Mugsy: Yeah, keep rabbit, diggin', I mean, keep dabbit riggin', I mean, just... keep going.
- In the first episode of Animaniacs, Porky Pig's speech impediment is used for a gag:
(At the gate of the Warner Bros. studio)Ralph the Guard: Good morning, Porky.Porky: G-go-go-g-go-go-g-good m-m-mo-mo-mo...(Person behind Porky honks the horn of his car)Porky: (to driver behind him) All right, all right! (to Ralph) Hello. (drives into studio)
- The Mighty Ducks does this sometimes with Tanya, the resident Gadgeteer Genius, who has a tendency to think faster than she can speak.
- The Giant in the Disney short Mickey and the Beanstalk can't pronounce "pistachio" right. He eventually settles for "green gravy". That gag would be repeated in Mickey's Christmas Carol, where he settles on "yogurt".
- Ms. Li, from Daria, during loooong negotiations: "Don't think you can intimiate... intermolate... don't think you can scare me with your threat to picket naked!"
- South Park
- In the episode "Crippled Summer", the handicapped kids were modeled after Looney Tunes characters; one spoke like Porky Pig.
- Jimmy's schtick is partially this, which led to a memorable gag where Stan sent a message to Wendy using Jimmy to deliver it. The message included the phrase "You are a continuing source of inspiration". Embarassingly, Jimmy got caught up on "continuing".
- The Simpsons
- Parodied in an episode when Homer blames Marge for the car accident while intoxicated she says "Oh my god I'm going to be incarc-(hic), incarc-(hic), incarc-(hic), I'm going to jail."
- Also, Kent Brockman notes there has been a major accident in Kualall- Kulolummo- Kulallulla- ... then crosses out his script and replaces it with France.
- Boris Badinov once used this:
Boris (disguised in a lab coat):: I'm a physis—physi—phy—I'm a druggist.
- An inversion in Back at the Barnyard:
Freddy: "A gh-g-g-gh-g-gh-gh-apparition!"
- Coiffio does this in the first episode of Perfect Hair Forever.
- Done by Woody Woodpecker in The Cracked Nut.
Woody: Maybe I should see a psychi—psychai—psychai—(hic) go see a doctor.
- From the Sonic Boom episode, "Can An Evil Genius Crash on Your Couch For a Few Days?", during the battle against Dr. Eggman's Obliterator Bot:
Sticks: I knew you were coming, but you will never obliterate Sticks, because Sticks is unoblite unoble unobitababl... You can't kill me.
Sonic: Use this to build a bigger back-baggit-bot-build a begger- er, big-bugger-back-baggit-box-begger-buzzer...(shakes head) th-the answer is simple, but saying it, not so much.
- From a later episode:
- From the beginning of the Muppet Babies (1984) episode, "Dental Hyjinks":
Baby Rowlf: Good afternoon, race fans.

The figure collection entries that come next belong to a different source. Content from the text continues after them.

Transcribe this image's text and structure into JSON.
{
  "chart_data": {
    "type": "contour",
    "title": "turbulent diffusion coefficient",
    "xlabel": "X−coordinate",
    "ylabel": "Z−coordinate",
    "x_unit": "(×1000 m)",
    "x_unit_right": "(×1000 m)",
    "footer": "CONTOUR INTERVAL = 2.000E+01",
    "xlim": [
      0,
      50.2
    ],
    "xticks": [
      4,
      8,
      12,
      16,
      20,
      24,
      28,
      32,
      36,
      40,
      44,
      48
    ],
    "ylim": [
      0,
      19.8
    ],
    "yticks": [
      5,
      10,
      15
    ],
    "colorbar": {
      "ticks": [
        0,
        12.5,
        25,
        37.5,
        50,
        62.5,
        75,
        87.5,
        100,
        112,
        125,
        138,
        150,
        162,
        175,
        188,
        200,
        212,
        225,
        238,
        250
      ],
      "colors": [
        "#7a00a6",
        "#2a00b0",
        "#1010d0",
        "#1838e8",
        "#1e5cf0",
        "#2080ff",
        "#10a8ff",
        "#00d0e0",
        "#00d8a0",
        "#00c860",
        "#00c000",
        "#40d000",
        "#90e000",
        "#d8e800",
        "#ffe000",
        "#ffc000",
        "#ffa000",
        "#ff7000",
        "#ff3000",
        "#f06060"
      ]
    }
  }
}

This is Rowlf the Dog coming to you live from the Indiabanolopolis— uh, the Indiamarabopolis— uh, this is Rowlf the Dog coming to you live from that big race with the 500 after it.
- From the Arthur episode, "D.W. Tale Spins":
D.W.: The weird plants they ate gave them am... amne... am... it made them forget everything.

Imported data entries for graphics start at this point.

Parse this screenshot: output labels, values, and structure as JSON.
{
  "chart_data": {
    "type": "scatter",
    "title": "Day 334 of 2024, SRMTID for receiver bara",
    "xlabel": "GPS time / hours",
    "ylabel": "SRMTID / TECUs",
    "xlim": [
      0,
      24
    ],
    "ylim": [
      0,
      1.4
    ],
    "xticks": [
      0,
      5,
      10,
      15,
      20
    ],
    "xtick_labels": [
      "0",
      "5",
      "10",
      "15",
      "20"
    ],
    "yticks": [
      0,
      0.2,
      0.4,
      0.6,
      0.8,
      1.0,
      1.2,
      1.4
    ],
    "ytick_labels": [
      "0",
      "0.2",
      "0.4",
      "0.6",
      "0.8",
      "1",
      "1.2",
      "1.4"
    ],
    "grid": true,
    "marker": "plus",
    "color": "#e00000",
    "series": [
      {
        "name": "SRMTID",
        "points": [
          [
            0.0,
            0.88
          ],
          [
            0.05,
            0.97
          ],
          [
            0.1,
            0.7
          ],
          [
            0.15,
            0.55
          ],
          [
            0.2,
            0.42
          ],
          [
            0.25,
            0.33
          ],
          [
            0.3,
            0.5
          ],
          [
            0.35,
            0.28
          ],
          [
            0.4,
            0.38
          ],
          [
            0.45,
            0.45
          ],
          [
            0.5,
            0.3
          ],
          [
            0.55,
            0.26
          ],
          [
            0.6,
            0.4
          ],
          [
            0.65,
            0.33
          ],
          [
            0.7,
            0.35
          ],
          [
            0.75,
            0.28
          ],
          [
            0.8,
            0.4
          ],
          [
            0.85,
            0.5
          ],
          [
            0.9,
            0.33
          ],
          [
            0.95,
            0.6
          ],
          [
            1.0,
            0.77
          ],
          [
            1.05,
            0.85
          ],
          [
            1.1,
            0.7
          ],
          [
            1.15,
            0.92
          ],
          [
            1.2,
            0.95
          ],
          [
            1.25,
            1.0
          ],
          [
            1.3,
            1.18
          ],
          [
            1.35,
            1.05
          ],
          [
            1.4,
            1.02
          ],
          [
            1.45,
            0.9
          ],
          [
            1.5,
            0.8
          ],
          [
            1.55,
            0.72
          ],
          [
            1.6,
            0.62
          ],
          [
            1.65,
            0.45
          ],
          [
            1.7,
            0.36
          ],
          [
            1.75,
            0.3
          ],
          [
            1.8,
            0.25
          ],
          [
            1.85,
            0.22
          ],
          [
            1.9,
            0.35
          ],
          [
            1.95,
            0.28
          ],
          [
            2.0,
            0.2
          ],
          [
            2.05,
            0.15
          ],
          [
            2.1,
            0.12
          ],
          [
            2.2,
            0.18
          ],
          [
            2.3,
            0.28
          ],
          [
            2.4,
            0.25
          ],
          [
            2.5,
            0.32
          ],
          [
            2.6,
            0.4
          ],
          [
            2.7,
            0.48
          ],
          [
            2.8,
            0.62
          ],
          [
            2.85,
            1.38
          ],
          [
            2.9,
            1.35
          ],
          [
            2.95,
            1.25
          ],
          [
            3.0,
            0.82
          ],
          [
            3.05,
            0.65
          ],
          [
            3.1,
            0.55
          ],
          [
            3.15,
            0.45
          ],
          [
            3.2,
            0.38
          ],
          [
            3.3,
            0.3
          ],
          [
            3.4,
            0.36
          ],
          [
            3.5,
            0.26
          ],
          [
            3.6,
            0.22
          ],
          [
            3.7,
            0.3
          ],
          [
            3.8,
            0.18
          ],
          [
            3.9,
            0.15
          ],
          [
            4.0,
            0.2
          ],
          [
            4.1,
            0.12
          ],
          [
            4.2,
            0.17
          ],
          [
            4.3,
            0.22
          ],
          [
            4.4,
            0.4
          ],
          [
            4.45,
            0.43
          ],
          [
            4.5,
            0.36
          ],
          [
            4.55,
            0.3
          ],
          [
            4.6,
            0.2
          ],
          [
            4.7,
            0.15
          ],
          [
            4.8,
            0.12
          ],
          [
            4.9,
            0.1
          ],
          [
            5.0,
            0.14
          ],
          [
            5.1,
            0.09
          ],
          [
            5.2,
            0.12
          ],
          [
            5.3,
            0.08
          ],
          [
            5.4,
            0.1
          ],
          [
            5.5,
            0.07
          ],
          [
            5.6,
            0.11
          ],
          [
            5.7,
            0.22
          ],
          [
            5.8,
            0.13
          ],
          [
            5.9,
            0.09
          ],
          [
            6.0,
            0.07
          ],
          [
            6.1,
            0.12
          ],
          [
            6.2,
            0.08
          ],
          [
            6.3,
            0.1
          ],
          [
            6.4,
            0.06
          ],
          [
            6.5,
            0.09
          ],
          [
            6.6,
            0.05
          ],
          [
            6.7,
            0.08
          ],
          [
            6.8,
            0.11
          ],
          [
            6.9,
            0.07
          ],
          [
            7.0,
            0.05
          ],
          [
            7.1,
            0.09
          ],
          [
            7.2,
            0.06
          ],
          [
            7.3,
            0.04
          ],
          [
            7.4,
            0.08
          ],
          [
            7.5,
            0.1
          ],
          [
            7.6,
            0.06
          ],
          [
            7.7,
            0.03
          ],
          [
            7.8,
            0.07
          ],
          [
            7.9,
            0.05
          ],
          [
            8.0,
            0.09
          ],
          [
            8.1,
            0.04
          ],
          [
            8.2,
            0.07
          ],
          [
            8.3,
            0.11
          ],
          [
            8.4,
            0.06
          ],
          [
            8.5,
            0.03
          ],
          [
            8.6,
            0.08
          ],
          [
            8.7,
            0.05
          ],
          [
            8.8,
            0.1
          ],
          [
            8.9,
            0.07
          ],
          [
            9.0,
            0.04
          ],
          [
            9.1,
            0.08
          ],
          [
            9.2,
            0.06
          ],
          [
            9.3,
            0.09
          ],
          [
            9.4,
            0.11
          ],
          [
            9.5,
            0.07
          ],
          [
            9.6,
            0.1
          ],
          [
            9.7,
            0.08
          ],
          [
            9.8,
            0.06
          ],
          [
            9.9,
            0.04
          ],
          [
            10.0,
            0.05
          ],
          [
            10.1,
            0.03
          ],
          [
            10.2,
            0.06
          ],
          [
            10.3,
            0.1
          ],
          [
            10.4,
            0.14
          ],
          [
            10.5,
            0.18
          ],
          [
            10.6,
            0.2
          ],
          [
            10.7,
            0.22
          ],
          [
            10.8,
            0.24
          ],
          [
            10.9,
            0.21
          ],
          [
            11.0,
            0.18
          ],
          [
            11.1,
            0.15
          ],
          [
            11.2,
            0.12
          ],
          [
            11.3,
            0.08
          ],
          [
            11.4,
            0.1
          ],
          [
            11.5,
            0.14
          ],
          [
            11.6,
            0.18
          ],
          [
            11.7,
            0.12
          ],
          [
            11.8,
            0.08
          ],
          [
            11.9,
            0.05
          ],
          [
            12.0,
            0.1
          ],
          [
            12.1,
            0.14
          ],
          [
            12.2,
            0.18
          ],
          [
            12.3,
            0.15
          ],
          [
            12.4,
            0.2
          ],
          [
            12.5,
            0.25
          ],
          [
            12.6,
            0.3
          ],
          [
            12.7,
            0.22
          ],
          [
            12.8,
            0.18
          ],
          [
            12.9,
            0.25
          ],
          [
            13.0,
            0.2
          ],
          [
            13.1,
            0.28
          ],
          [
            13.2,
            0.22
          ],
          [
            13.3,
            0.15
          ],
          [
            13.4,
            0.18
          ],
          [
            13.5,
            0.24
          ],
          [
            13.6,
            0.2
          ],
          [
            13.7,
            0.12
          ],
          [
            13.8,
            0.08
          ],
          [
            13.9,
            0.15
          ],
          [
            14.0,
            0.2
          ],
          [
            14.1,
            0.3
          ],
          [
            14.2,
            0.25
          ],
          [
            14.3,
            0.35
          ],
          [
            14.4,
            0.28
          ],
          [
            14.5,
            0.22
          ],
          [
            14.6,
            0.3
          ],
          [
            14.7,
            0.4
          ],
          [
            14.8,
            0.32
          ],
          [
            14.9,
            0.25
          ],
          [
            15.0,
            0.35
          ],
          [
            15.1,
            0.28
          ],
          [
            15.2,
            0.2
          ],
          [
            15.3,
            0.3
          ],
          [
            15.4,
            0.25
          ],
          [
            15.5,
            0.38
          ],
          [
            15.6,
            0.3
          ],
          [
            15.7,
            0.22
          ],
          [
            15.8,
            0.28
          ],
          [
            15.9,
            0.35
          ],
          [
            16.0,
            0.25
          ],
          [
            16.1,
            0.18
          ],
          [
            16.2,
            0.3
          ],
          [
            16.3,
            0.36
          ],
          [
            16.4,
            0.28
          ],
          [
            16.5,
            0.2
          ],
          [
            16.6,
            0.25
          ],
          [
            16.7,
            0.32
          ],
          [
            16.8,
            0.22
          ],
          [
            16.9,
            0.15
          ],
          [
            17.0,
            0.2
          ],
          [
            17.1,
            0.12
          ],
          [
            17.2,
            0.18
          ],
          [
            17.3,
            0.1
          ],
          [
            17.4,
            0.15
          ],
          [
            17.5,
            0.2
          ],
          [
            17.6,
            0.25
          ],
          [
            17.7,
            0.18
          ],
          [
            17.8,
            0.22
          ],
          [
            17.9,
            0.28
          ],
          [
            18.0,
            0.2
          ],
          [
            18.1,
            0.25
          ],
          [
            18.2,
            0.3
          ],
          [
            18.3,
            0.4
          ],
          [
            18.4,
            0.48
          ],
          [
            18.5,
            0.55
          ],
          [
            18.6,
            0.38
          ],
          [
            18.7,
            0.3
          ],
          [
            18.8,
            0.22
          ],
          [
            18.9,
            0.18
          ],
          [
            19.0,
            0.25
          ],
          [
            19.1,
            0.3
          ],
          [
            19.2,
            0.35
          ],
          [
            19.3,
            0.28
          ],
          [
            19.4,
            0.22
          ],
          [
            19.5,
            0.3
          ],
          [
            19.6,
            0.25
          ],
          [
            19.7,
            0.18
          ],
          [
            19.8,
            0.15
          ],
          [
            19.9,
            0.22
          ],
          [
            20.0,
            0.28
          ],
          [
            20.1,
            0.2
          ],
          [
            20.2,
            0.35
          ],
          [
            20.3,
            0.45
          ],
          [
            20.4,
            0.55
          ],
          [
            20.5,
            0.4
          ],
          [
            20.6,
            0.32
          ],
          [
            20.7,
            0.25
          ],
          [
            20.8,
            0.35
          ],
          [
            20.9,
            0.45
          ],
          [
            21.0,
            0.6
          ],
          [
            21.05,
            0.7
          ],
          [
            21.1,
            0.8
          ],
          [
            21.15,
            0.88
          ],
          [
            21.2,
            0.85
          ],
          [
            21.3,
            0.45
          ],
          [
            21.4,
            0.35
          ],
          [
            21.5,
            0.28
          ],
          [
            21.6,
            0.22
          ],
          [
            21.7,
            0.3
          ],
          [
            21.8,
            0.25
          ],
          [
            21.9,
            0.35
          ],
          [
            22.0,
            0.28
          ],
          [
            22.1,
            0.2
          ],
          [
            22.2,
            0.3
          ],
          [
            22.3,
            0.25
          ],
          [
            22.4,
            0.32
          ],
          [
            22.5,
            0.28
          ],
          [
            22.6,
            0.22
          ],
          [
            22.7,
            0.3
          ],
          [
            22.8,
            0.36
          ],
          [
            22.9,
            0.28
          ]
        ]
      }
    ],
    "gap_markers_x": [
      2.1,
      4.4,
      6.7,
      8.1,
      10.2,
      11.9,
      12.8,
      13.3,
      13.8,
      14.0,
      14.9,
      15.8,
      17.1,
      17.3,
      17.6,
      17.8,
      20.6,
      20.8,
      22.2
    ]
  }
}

- Fred and Barney Meet the Thing had an example in the Thing segment episode "The Thing Blanks Out", where the Thing struggles to pronounce the word "ingenuity" before settling on saying "smarts".
- The Goof Troop episode "Sherlock Goof" has Goofy attempt to say "simultaneously" before settling with instead saying "all at once".
- From the VeggieTales episode, "Rack, Shack, and Benny":
Mr. Nezzer: What are your names, boys?
Bob (As Shadrach): I'm Shadrach.
Junior (As Meschach): I'm Meschach.
Larry (As Abenego): I'm a bumblebee... a bennyboo... I'm Benny.
- Sarah Palin's infamous Katie Couric interview: the Alaskan Governor tried to say "caricatured" but failed, and Couric suggested "Mocked" you know, reporters?
- In Real Life, this can be a useful skill for people with speech impediments. Supposedly Jonathan Miller, who had a stammer, couldn't say the name of the street where he lived, so he'd get a bus ticket to the nearest one that he could say and walk back. And David Sedaris has an essay about how as a kid he developed a wide vocabulary of words with no S's or soft C's to avoid acknowledging to his speech therapist that he had a lisp.
- A lot of people who try to say "methamphetamine" end up saying "crystal meth" instead.
This page will deva-devasta-devasta-deva-ruin your life.